Ce mouvement, présenté comme un acte de défense du cadre légal et des droits sociaux, vise avant tout à exiger l’application effective de la loi interdisant la sous-traitance dans les banques et établissements financiers, une mesure restée, selon les syndicats, « lettre morte » malgré son adoption officielle depuis plusieurs années.
Les revendications portent également sur l’application de l’article 412 au profit des employés du secteur bancaire, ainsi que sur le droit à l’ouverture de négociations salariales pour réviser le pouvoir d’achat en 2025, fortement érodé par les effets du budget de l’État 2025, jugé particulièrement lourd pour les classes moyennes.

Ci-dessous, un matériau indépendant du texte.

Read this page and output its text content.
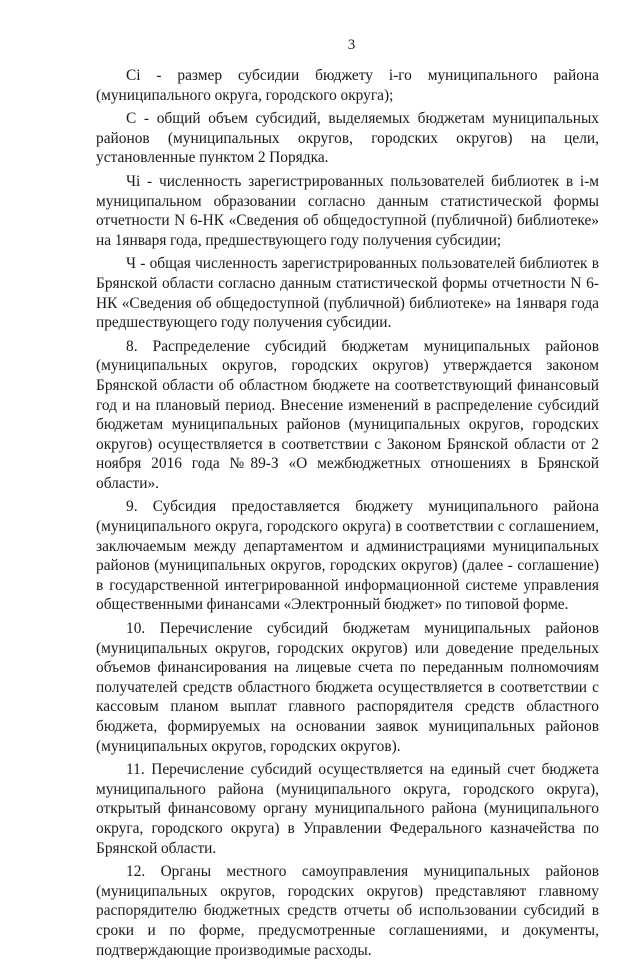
3

Ci - размер субсидии бюджету i-го муниципального района (муниципального округа, городского округа);

С - общий объем субсидий, выделяемых бюджетам муниципальных районов (муниципальных округов, городских округов) на цели, установленные пунктом 2 Порядка.

Чi - численность зарегистрированных пользователей библиотек в i-м муниципальном образовании согласно данным статистической формы отчетности N 6-НК «Сведения об общедоступной (публичной) библиотеке» на 1января года, предшествующего году получения субсидии;

Ч - общая численность зарегистрированных пользователей библиотек в Брянской области согласно данным статистической формы отчетности N 6-НК «Сведения об общедоступной (публичной) библиотеке» на 1января года предшествующего году получения субсидии.

8. Распределение субсидий бюджетам муниципальных районов (муниципальных округов, городских округов) утверждается законом Брянской области об областном бюджете на соответствующий финансовый год и на плановый период. Внесение изменений в распределение субсидий бюджетам муниципальных районов (муниципальных округов, городских округов) осуществляется в соответствии с Законом Брянской области от 2 ноября 2016 года №89-З «О межбюджетных отношениях в Брянской области».

9. Субсидия предоставляется бюджету муниципального района (муниципального округа, городского округа) в соответствии с соглашением, заключаемым между департаментом и администрациями муниципальных районов (муниципальных округов, городских округов) (далее - соглашение) в государственной интегрированной информационной системе управления общественными финансами «Электронный бюджет» по типовой форме.

10. Перечисление субсидий бюджетам муниципальных районов (муниципальных округов, городских округов) или доведение предельных объемов финансирования на лицевые счета по переданным полномочиям получателей средств областного бюджета осуществляется в соответствии с кассовым планом выплат главного распорядителя средств областного бюджета, формируемых на основании заявок муниципальных районов (муниципальных округов, городских округов).

11. Перечисление субсидий осуществляется на единый счет бюджета муниципального района (муниципального округа, городского округа), открытый финансовому органу муниципального района (муниципального округа, городского округа) в Управлении Федерального казначейства по Брянской области.

12. Органы местного самоуправления муниципальных районов (муниципальных округов, городских округов) представляют главному распорядителю бюджетных средств отчеты об использовании субсидий в сроки и по форме, предусмотренные соглашениями, и документы, подтверждающие производимые расходы.
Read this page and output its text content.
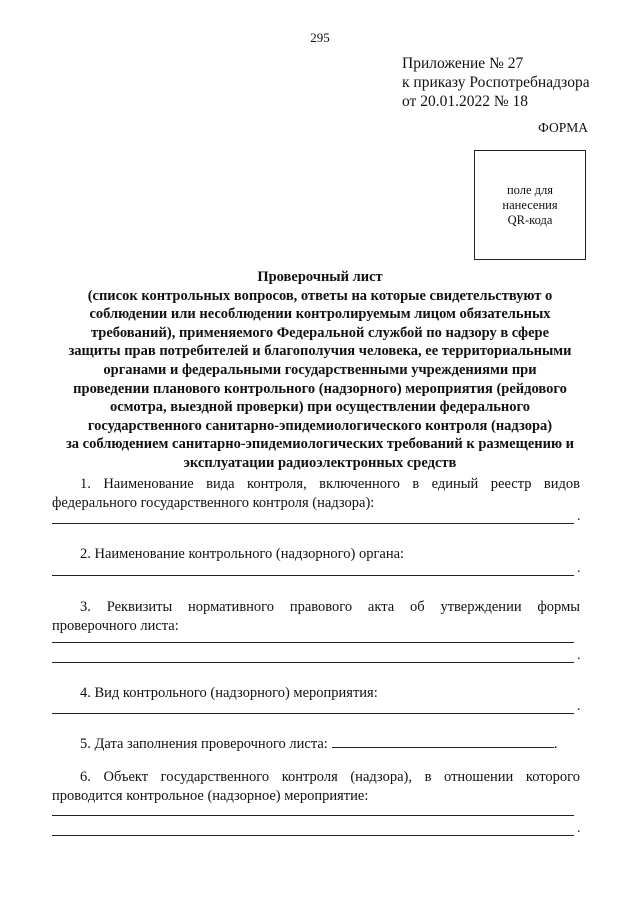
295
Приложение № 27
к приказу Роспотребнадзора
от 20.01.2022 № 18
ФОРМА
поле для
нанесения
QR-кода
Проверочный лист
(список контрольных вопросов, ответы на которые свидетельствуют о
соблюдении или несоблюдении контролируемым лицом обязательных
требований), применяемого Федеральной службой по надзору в сфере
защиты прав потребителей и благополучия человека, ее территориальными
органами и федеральными государственными учреждениями при
проведении планового контрольного (надзорного) мероприятия (рейдового
осмотра, выездной проверки) при осуществлении федерального
государственного санитарно-эпидемиологического контроля (надзора)
за соблюдением санитарно-эпидемиологических требований к размещению и
эксплуатации радиоэлектронных средств
1. Наименование вида контроля, включенного в единый реестр видов
федерального государственного контроля (надзора):
.
2. Наименование контрольного (надзорного) органа:
.
3. Реквизиты нормативного правового акта об утверждении формы
проверочного листа:
.
4. Вид контрольного (надзорного) мероприятия:
.
5. Дата заполнения проверочного листа:	.
6. Объект государственного контроля (надзора), в отношении которого
проводится контрольное (надзорное) мероприятие:
.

La Fédération générale des banques et des institutions financières estime que ce mouvement est « légitime et inévitable » au vu de la détérioration du climat social et du silence des autorités face aux engagements pris. Les syndicats rappellent que le secteur bancaire, pilier de l’économie nationale, « ne peut rester indifférent à la précarisation croissante de ses employés ».
En attendant la réunion de conciliation prévue à la fin du mois d’octobre, les observateurs craignent un impact économique et financier significatif de cette grève, susceptible d’affecter les paiements, le financement des entreprises et la circulation monétaire à quelques semaines de la clôture de l’exercice budgétaire.
Univers News suivra de près l’évolution de ce dossier et publiera prochainement les réactions de le conseil bancaire et financier (CBF), ainsi que des analyses sur les conséquences économiques et sociales de ce bras de fer syndical.